In the first teleconference of the winter of 2011, D.C. Mike Rizzo spoke to reporters about the progress of 32-year-old first baseman Adam LaRoche, who had surgery to repair a torn labrum and rotator cuff damage in his shoulder last summer, but was expected to be ready to start the 2012 season healthy. "[LaRoche] started throwing just last week," the Nats' general manager told reporters in the last week of October, "He will be [on] a throwing program and building up to prepare for Spring Training, and he should be full go at Spring Training is the word that I got from not only Adam but from our medical staff."
LaRoche, who eventually shut it down last year when it became clear he couldn't play through his injury, is under contract for one more year at $8M dollars, so when talk has turned to potential free agent targets this winter as it did during an MLB Network Radio interview in early November, the Nats' GM has downplayed the possibility that Washington would be in the market for any of the big name position players like Jose Reyes, Jimmy Rollins, Albert Pujols or Prince Fielder.
Asked directly by MLB Network Radio host and former Nationals' GM Jim Bowden if it was safe to assume from what he'd said that Rizzo wasn't going for those targets, the current general manager said, "I think that's a safe assumption. Things can change rapidly in this business. If a spot were to become available because of a trade if you trade a shortstop or a first baseman type of thing then you may be in that market place, but as it stands right now today in November, we feel that we're set at shortstop, second base and first base."
In an article earlier this fall entitled, "LaRoche getting closer to baseball activities", from (10/17/11), LaRoche told MLB.com's Bill Ladson that,"... the Nationals didn't promise that he would play every day at the position next season," but LaRoche, noting his own contract drew the same conclusion just about anyone who's examined the situation has as he told the MLB.com writer, "'Obviously, anything can happen. That's their decision. That's a pretty big investment for someone who is not playing. I don't know what direction they would go. Obviously, anything is possible.'"
Of course, as early as last September, while the Nationals were publicly stating that they probably wouldn't get involved in the market for first baseman this winter, writers like ESPN.com's Jayson Stark were warning, as he did in a 9/9/11 "Rumblings and Grumblings" column, that if you thought the presence of LaRoche on the Nats' roster or Michael Morse's big season spent mostly at first would deter Rizzo from pursuing, "... someone like Albert Pujols this winter," then you might, as he put it, "... be underestimating Rizzo's drive to build something great."
"Without discussing either of the two monster free-agent first basemen (Pujols and Prince Fielder) by name," Mr. Stark wrote, "Rizzo says first base wouldn't be at the top of his team's list of places to spend its ample resources -- 'but you never want to say never. You never know.'"

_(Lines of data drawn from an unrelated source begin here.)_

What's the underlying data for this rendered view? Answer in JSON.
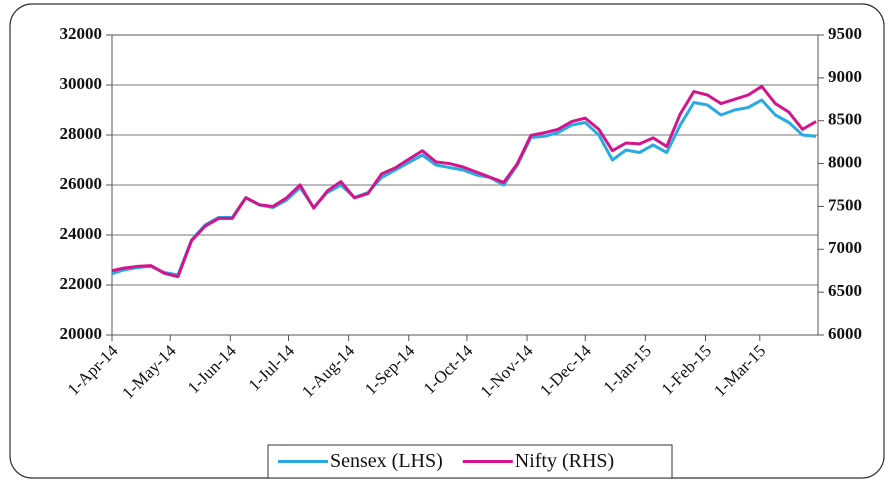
{
  "chart_data": {
    "type": "line",
    "x": [
      "2014-04-01",
      "2014-04-07",
      "2014-04-14",
      "2014-04-21",
      "2014-04-28",
      "2014-05-05",
      "2014-05-12",
      "2014-05-19",
      "2014-05-26",
      "2014-06-02",
      "2014-06-09",
      "2014-06-16",
      "2014-06-23",
      "2014-06-30",
      "2014-07-07",
      "2014-07-14",
      "2014-07-21",
      "2014-07-28",
      "2014-08-04",
      "2014-08-11",
      "2014-08-18",
      "2014-08-25",
      "2014-09-01",
      "2014-09-08",
      "2014-09-15",
      "2014-09-22",
      "2014-09-29",
      "2014-10-06",
      "2014-10-13",
      "2014-10-20",
      "2014-10-27",
      "2014-11-03",
      "2014-11-10",
      "2014-11-17",
      "2014-11-24",
      "2014-12-01",
      "2014-12-08",
      "2014-12-15",
      "2014-12-22",
      "2014-12-29",
      "2015-01-05",
      "2015-01-12",
      "2015-01-19",
      "2015-01-26",
      "2015-02-02",
      "2015-02-09",
      "2015-02-16",
      "2015-02-23",
      "2015-03-02",
      "2015-03-09",
      "2015-03-16",
      "2015-03-23",
      "2015-03-30"
    ],
    "series": [
      {
        "name": "Sensex (LHS)",
        "color": "#29abe2",
        "values": [
          22450,
          22600,
          22700,
          22750,
          22500,
          22400,
          23800,
          24400,
          24700,
          24700,
          25500,
          25200,
          25100,
          25400,
          25900,
          25100,
          25700,
          26000,
          25500,
          25700,
          26300,
          26600,
          26900,
          27200,
          26800,
          26700,
          26600,
          26400,
          26300,
          26000,
          26800,
          27900,
          27950,
          28100,
          28400,
          28500,
          28000,
          27000,
          27400,
          27300,
          27600,
          27300,
          28400,
          29300,
          29200,
          28800,
          29000,
          29100,
          29400,
          28800,
          28500,
          28000,
          27950
        ]
      },
      {
        "name": "Nifty (RHS)",
        "color": "#d4148c",
        "axis": "y2",
        "values": [
          6750,
          6780,
          6800,
          6810,
          6720,
          6680,
          7100,
          7270,
          7360,
          7360,
          7600,
          7520,
          7500,
          7600,
          7750,
          7480,
          7680,
          7790,
          7600,
          7650,
          7880,
          7950,
          8050,
          8150,
          8020,
          8000,
          7960,
          7900,
          7840,
          7780,
          8000,
          8330,
          8360,
          8400,
          8490,
          8530,
          8400,
          8150,
          8240,
          8230,
          8300,
          8200,
          8580,
          8840,
          8800,
          8700,
          8750,
          8800,
          8900,
          8700,
          8600,
          8400,
          8490
        ]
      }
    ],
    "xlim": [
      "2014-04-01",
      "2015-03-31"
    ],
    "xticks": [
      {
        "value": "2014-04-01",
        "label": "1-Apr-14"
      },
      {
        "value": "2014-05-01",
        "label": "1-May-14"
      },
      {
        "value": "2014-06-01",
        "label": "1-Jun-14"
      },
      {
        "value": "2014-07-01",
        "label": "1-Jul-14"
      },
      {
        "value": "2014-08-01",
        "label": "1-Aug-14"
      },
      {
        "value": "2014-09-01",
        "label": "1-Sep-14"
      },
      {
        "value": "2014-10-01",
        "label": "1-Oct-14"
      },
      {
        "value": "2014-11-01",
        "label": "1-Nov-14"
      },
      {
        "value": "2014-12-01",
        "label": "1-Dec-14"
      },
      {
        "value": "2015-01-01",
        "label": "1-Jan-15"
      },
      {
        "value": "2015-02-01",
        "label": "1-Feb-15"
      },
      {
        "value": "2015-03-01",
        "label": "1-Mar-15"
      }
    ],
    "ylim": [
      20000,
      32000
    ],
    "yticks": [
      20000,
      22000,
      24000,
      26000,
      28000,
      30000,
      32000
    ],
    "y2lim": [
      6000,
      9500
    ],
    "y2ticks": [
      6000,
      6500,
      7000,
      7500,
      8000,
      8500,
      9000,
      9500
    ],
    "grid": true,
    "legend": "bottom"
  }
}
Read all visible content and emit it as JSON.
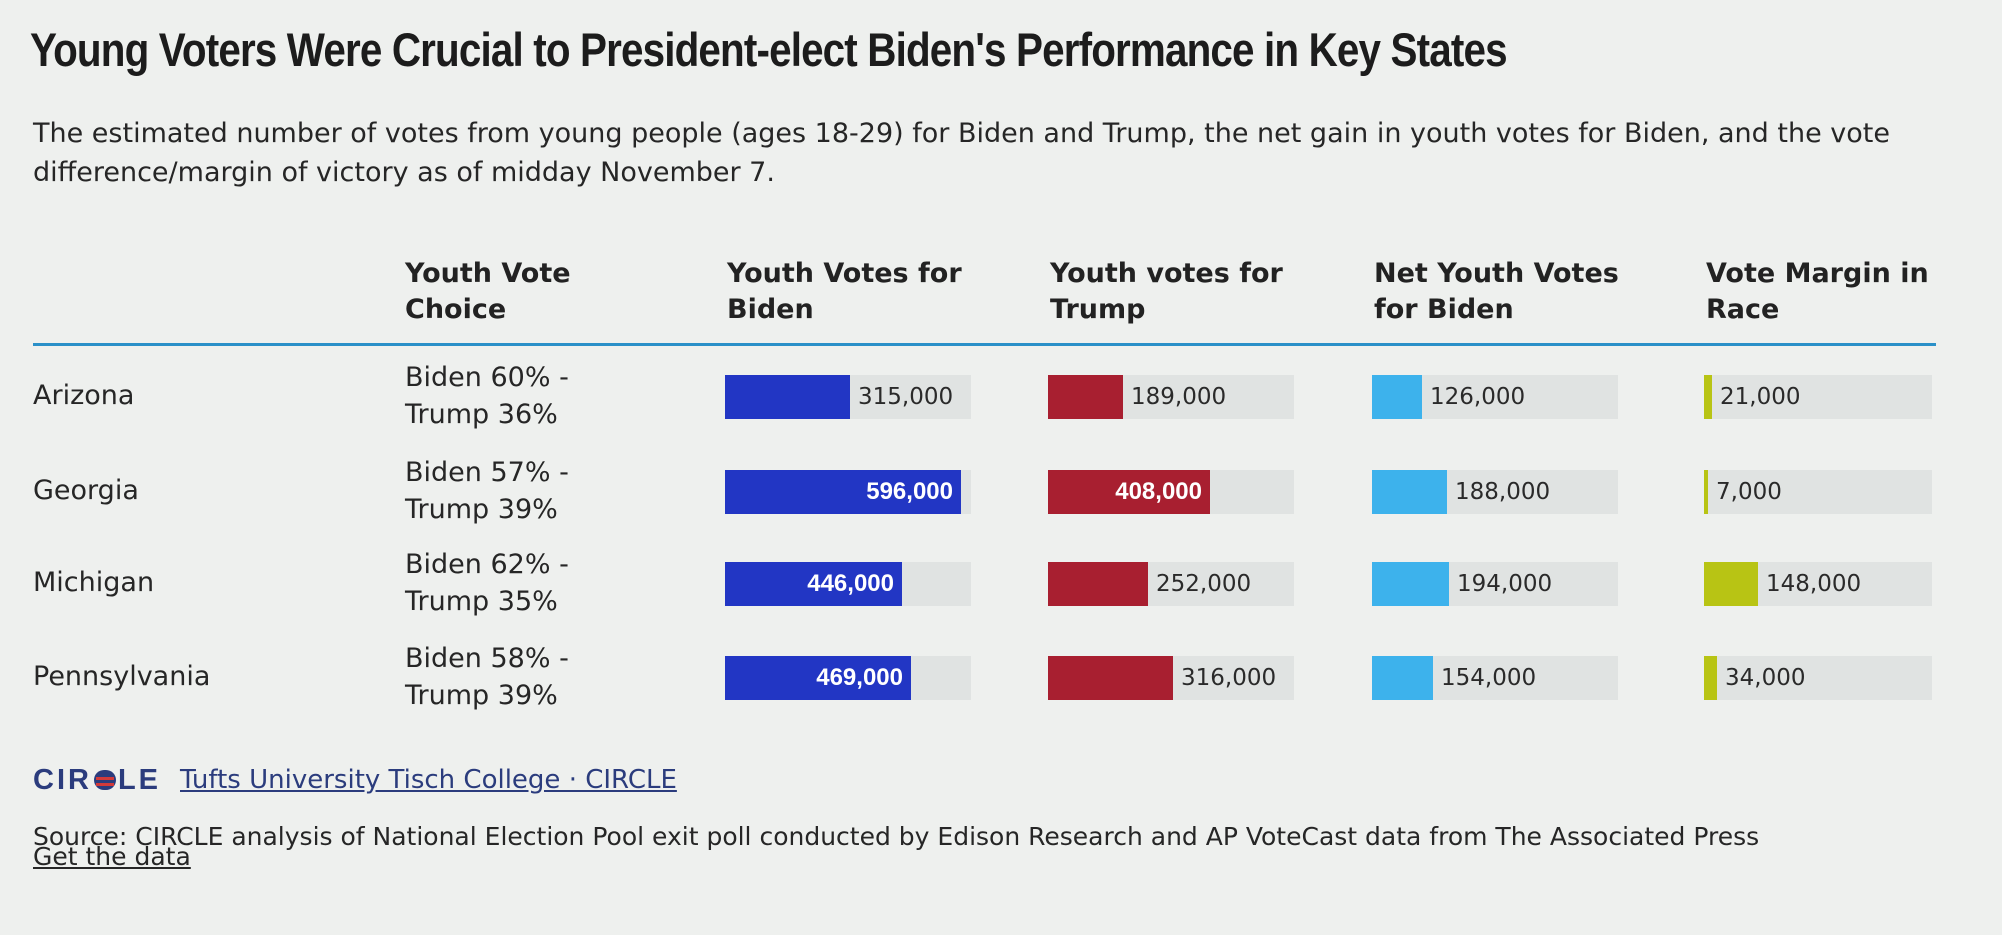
{
  "chart_data": {
    "type": "table",
    "title": "Young Voters Were Crucial to President-elect Biden's Performance in Key States",
    "subtitle": "The estimated number of votes from young people (ages 18-29) for Biden and Trump, the net gain in youth votes for Biden, and the vote difference/margin of victory as of midday November 7.",
    "columns": [
      "",
      "Youth Vote Choice",
      "Youth Votes for Biden",
      "Youth votes for Trump",
      "Net Youth Votes for Biden",
      "Vote Margin in Race"
    ],
    "column_headers": {
      "choice": [
        "Youth Vote",
        "Choice"
      ],
      "biden": [
        "Youth Votes for",
        "Biden"
      ],
      "trump": [
        "Youth votes for",
        "Trump"
      ],
      "net": [
        "Net Youth Votes",
        "for Biden"
      ],
      "margin": [
        "Vote Margin in",
        "Race"
      ]
    },
    "rows": [
      {
        "state": "Arizona",
        "choice": [
          "Biden 60% -",
          "Trump 36%"
        ],
        "biden": 315000,
        "biden_label": "315,000",
        "trump": 189000,
        "trump_label": "189,000",
        "net": 126000,
        "net_label": "126,000",
        "margin": 21000,
        "margin_label": "21,000"
      },
      {
        "state": "Georgia",
        "choice": [
          "Biden 57% -",
          "Trump 39%"
        ],
        "biden": 596000,
        "biden_label": "596,000",
        "trump": 408000,
        "trump_label": "408,000",
        "net": 188000,
        "net_label": "188,000",
        "margin": 7000,
        "margin_label": "7,000"
      },
      {
        "state": "Michigan",
        "choice": [
          "Biden 62% -",
          "Trump 35%"
        ],
        "biden": 446000,
        "biden_label": "446,000",
        "trump": 252000,
        "trump_label": "252,000",
        "net": 194000,
        "net_label": "194,000",
        "margin": 148000,
        "margin_label": "148,000"
      },
      {
        "state": "Pennsylvania",
        "choice": [
          "Biden 58% -",
          "Trump 39%"
        ],
        "biden": 469000,
        "biden_label": "469,000",
        "trump": 316000,
        "trump_label": "316,000",
        "net": 154000,
        "net_label": "154,000",
        "margin": 34000,
        "margin_label": "34,000"
      }
    ],
    "scales": {
      "biden_max": 620000,
      "trump_max": 620000,
      "net_max": 620000,
      "margin_max": 620000
    },
    "colors": {
      "biden": "#2236c4",
      "trump": "#a81f30",
      "net": "#3db2ec",
      "margin": "#b8c414",
      "track": "#e0e3e2",
      "rule": "#2a90c8"
    }
  },
  "footer": {
    "logo_text_left": "CIR",
    "logo_text_right": "LE",
    "credit": "Tufts University Tisch College · CIRCLE",
    "source": "Source: CIRCLE analysis of National Election Pool exit poll conducted by Edison Research and AP VoteCast data from The Associated Press",
    "get_data": "Get the data"
  }
}
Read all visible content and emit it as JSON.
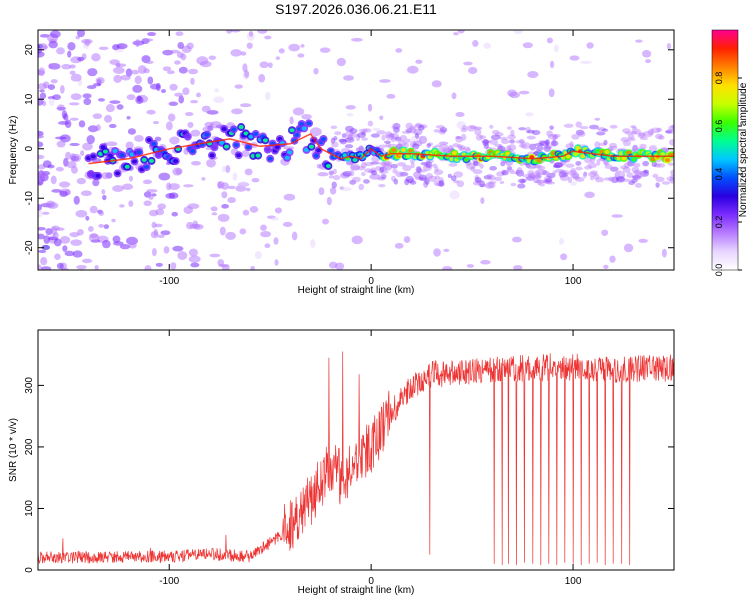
{
  "figure_title": "S197.2026.036.06.21.E11",
  "chart_data": [
    {
      "type": "heatmap",
      "title": "S197.2026.036.06.21.E11",
      "xlabel": "Height of straight line (km)",
      "ylabel": "Frequency (Hz)",
      "xlim": [
        -165,
        150
      ],
      "ylim": [
        -24.5,
        24
      ],
      "xticks": [
        -100,
        0,
        100
      ],
      "yticks": [
        -20,
        -10,
        0,
        10,
        20
      ],
      "colorbar": {
        "label": "Normalized spectral amplitude",
        "range": [
          0,
          1
        ],
        "ticks": [
          "0.0",
          "0.2",
          "0.4",
          "0.6",
          "0.8"
        ],
        "tick_values": [
          0.0,
          0.2,
          0.4,
          0.6,
          0.8
        ],
        "colors": [
          "#ffffff",
          "#e8d6ff",
          "#b77cff",
          "#7a2cff",
          "#2a00e0",
          "#0050ff",
          "#00c8ff",
          "#00ff90",
          "#3cff00",
          "#c8ff00",
          "#ffe000",
          "#ff8000",
          "#ff2000",
          "#ff0090"
        ]
      },
      "ridge": {
        "x": [
          -140,
          -120,
          -100,
          -85,
          -70,
          -55,
          -40,
          -30,
          -25,
          -20,
          -15,
          -10,
          -5,
          0,
          5,
          10,
          20,
          40,
          60,
          80,
          95,
          100,
          110,
          120,
          150
        ],
        "y": [
          -3,
          -2,
          0,
          1,
          2,
          0.5,
          1,
          3,
          0,
          -1,
          -2,
          -1.5,
          -2,
          0,
          -1.5,
          -1,
          -1,
          -1.5,
          -1.5,
          -2,
          -1.5,
          -0.5,
          -1,
          -1.5,
          -1.5
        ]
      },
      "ridge_peak_amplitude": 0.9
    },
    {
      "type": "line",
      "xlabel": "Height of straight line (km)",
      "ylabel": "SNR (10 * v/v)",
      "xlim": [
        -165,
        150
      ],
      "ylim": [
        0,
        390
      ],
      "xticks": [
        -100,
        0,
        100
      ],
      "yticks": [
        0,
        100,
        200,
        300
      ],
      "line_color": "#ee3333",
      "series": [
        {
          "name": "SNR",
          "envelope_x": [
            -165,
            -100,
            -80,
            -60,
            -45,
            -30,
            -20,
            -15,
            -5,
            0,
            10,
            20,
            30,
            50,
            60,
            80,
            100,
            120,
            150
          ],
          "envelope_y": [
            20,
            22,
            26,
            22,
            55,
            115,
            170,
            150,
            185,
            200,
            255,
            300,
            318,
            322,
            326,
            328,
            330,
            326,
            328
          ],
          "spikes_x": [
            -21,
            -14,
            -6,
            29,
            61,
            65,
            68,
            72,
            76,
            80,
            84,
            88,
            92,
            96,
            100,
            104,
            108,
            112,
            116,
            120,
            124,
            128
          ],
          "spikes_y": [
            345,
            355,
            318,
            25,
            10,
            8,
            10,
            8,
            12,
            10,
            8,
            10,
            8,
            12,
            10,
            8,
            10,
            12,
            8,
            10,
            10,
            8
          ]
        }
      ]
    }
  ]
}
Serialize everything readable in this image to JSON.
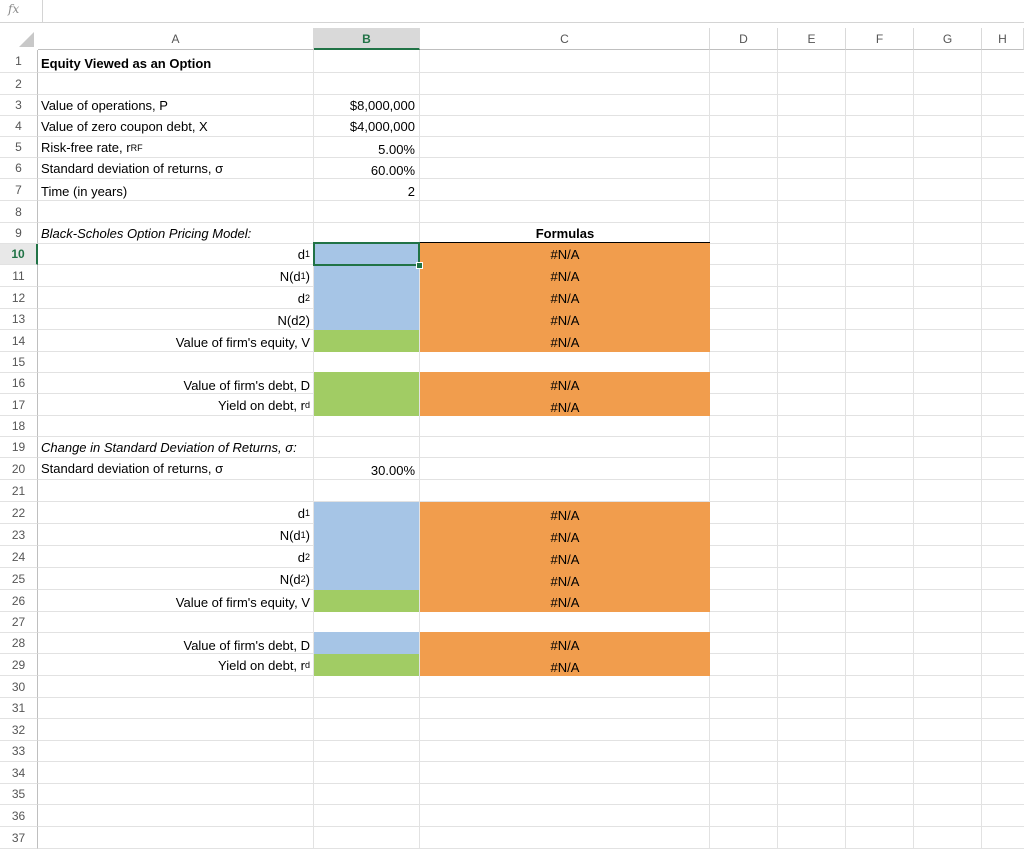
{
  "formula_bar": {
    "icon": "fx-icon",
    "content": ""
  },
  "columns": [
    "A",
    "B",
    "C",
    "D",
    "E",
    "F",
    "G",
    "H"
  ],
  "selected_column": "B",
  "rows": [
    "1",
    "2",
    "3",
    "4",
    "5",
    "6",
    "7",
    "8",
    "9",
    "10",
    "11",
    "12",
    "13",
    "14",
    "15",
    "16",
    "17",
    "18",
    "19",
    "20",
    "21",
    "22",
    "23",
    "24",
    "25",
    "26",
    "27",
    "28",
    "29",
    "30",
    "31",
    "32",
    "33",
    "34",
    "35",
    "36",
    "37"
  ],
  "selected_row": "10",
  "colors": {
    "input_blue": "#a6c5e6",
    "output_green": "#a1cc64",
    "formula_orange": "#f19d4d",
    "excel_green": "#217346"
  },
  "cells": {
    "A1": "Equity Viewed as an Option",
    "A3": "Value of operations, P",
    "B3": "$8,000,000",
    "A4": "Value of zero coupon debt, X",
    "B4": "$4,000,000",
    "A5_main": "Risk-free rate, r",
    "A5_sub": "RF",
    "B5": "5.00%",
    "A6": "Standard deviation of returns, σ",
    "B6": "60.00%",
    "A7": "Time (in years)",
    "B7": "2",
    "A9": "Black-Scholes Option Pricing Model:",
    "C9": "Formulas",
    "A10_main": "d",
    "A10_sub": "1",
    "C10": "#N/A",
    "A11_main": "N(d",
    "A11_sub": "1",
    "A11_end": ")",
    "C11": "#N/A",
    "A12_main": "d",
    "A12_sub": "2",
    "C12": "#N/A",
    "A13": "N(d2)",
    "C13": "#N/A",
    "A14": "Value of firm's equity, V",
    "C14": "#N/A",
    "A16": "Value of firm's debt, D",
    "C16": "#N/A",
    "A17_main": "Yield on debt, r",
    "A17_sub": "d",
    "C17": "#N/A",
    "A19": "Change in Standard Deviation of Returns, σ:",
    "A20": "Standard deviation of returns, σ",
    "B20": "30.00%",
    "A22_main": "d",
    "A22_sub": "1",
    "C22": "#N/A",
    "A23_main": "N(d",
    "A23_sub": "1",
    "A23_end": ")",
    "C23": "#N/A",
    "A24_main": "d",
    "A24_sub": "2",
    "C24": "#N/A",
    "A25_main": "N(d",
    "A25_sub": "2",
    "A25_end": ")",
    "C25": "#N/A",
    "A26": "Value of firm's equity, V",
    "C26": "#N/A",
    "A28": "Value of firm's debt, D",
    "C28": "#N/A",
    "A29_main": "Yield on debt, r",
    "A29_sub": "d",
    "C29": "#N/A"
  }
}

New York Post writer Joel Sherman, in a mid-October article entitled, "If Sabathia opts out of contract, Yankees will have competition", had the Nationals on his short list of teams interested in potential free agent left-hander CC Sabathia if he had decided to opt out of him contract and leave New York, but the Post sports writer also reported that while the Nats would likely pursue available pitching options this winter, "Still, there is an expectation that Washington's big money this offseason is targeted toward Prince Fielder."
"The Nats believe they are on the verge of being a winner and can become a big-market team if they are regular contenders," Mr. Sherman wrote, "Plus the same situation that instigated the Werth signing -- an aging owner, Ted Lerner, who wants results now and an ambitious son, Mark, who wants to put his stamp on the team, remain." Signing 27-going-on-28-year-old Prince Fielder would certainly be one way to put a stamp on the team. The '02 Milwaukee Brewers' 1st Round pick is coming off a .299/.415/.566 season, his seventh in the majors, in which he hit 36 doubles, 38 HR's and finished at +5.5 WAR while helping lead the Brewers to the NLCS where they lost to the eventual World Series champion Cardinals.
According to FOXSports.com's Jon Paul Morosi's sources the Nationals are in on Fielder. The FOXsports.com reporter, in an article this morning entitled, "Pujols, Fielder top free-agent market", writes that the soon-to-be-former Brewer, "... has been pursued by a group believed to include the Cubs, Nationals, Rangers and Mariners.":
"Boras declined to say which teams have offered Fielder a contract, but he pointed out that his biggest free-agent hitter last offseason (Jayson Werth) signed the night before the winter meetings began – with a team (Washington) no one expected.
"'People were still at the airport,' Boras said. 'The most predictable part of the winter meetings is the lack of predictability.'"
Are the Nationals in the discussion just because they've spent and offered big money recently? Possibly. They've been mentioned in connection with just about every big name on the market in the last few seasons. Are they actually in the running for Fielder in spite of their protestations? Those "you never knows" have a way of keeping Washington in the discussion, but with the Mike Rizzo's leakproof front office no one really knows. Is Mike "Run Silent" Rizzo (as Washington Post writer Thomas Boswell referred to him recently) up to his old tricks again? Will the Washington Nationals shock the baseball world for the second straight winter?